The documentation is skewed at best.

For me, there is a very profound lesson in this. For all of us, not just Native Americans, we cannot look to others to define us. We cannot look outside of ourselves for our identity. It took me a long time to learn that I carry myself within me. I'm going to be 56 this year and have just become solid in that knowledge of my identity.

Jeanne

 

 
From: ctj5277/18/06 4:15 PM 
To: Coconut Queen (JEANNE2469) DelphiPlus Member Icon  (22 of 49) 
 716.22 in reply to 716.21 

Good afternoon,  Jeanne!

And a belated welcome to our forum...

(Smile)...

Ditto given your recounting of the past sorry mess which some folks ancestors had to go thru,   one guess as to how their descendants feel/think about--of all people-- the tribal officials they're now in conflict with,  i. e.,   who seem and sound like they have less understanding and knowledge about it all than you!

So to say the least?

Your feedback on this particular discussion/debate thread is both appreciated and quite welcomed...

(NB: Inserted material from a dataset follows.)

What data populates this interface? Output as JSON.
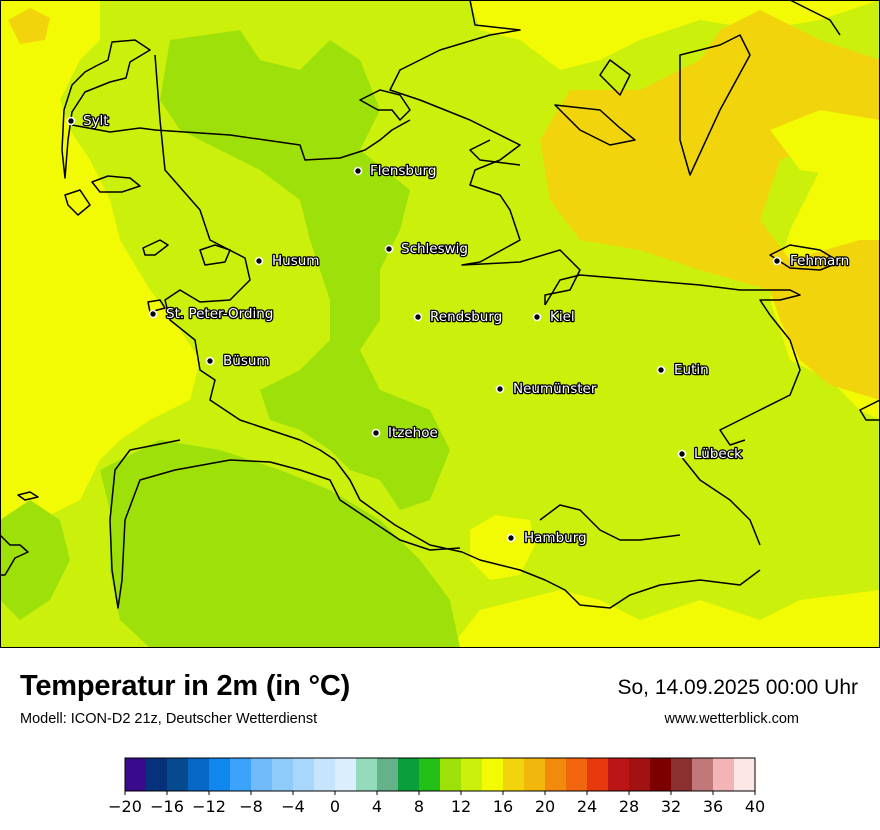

Take care of yourself as well...

Later...

Peace...

 

 

 

 

 

 
From: Coconut Queen (JEANNE2469) DelphiPlus Member Icon7/18/06 5:26 PM 
To: ctj527  (23 of 49) 
 716.23 in reply to 716.22 

Thanks for your welcome.

I have found researching genealogy and history to be a very interesting hobby and if I could figure out how to make an income doing this, I would.

Sometimes one finds what one is looking for in researching, and many times not. Things get lost with the passage of time.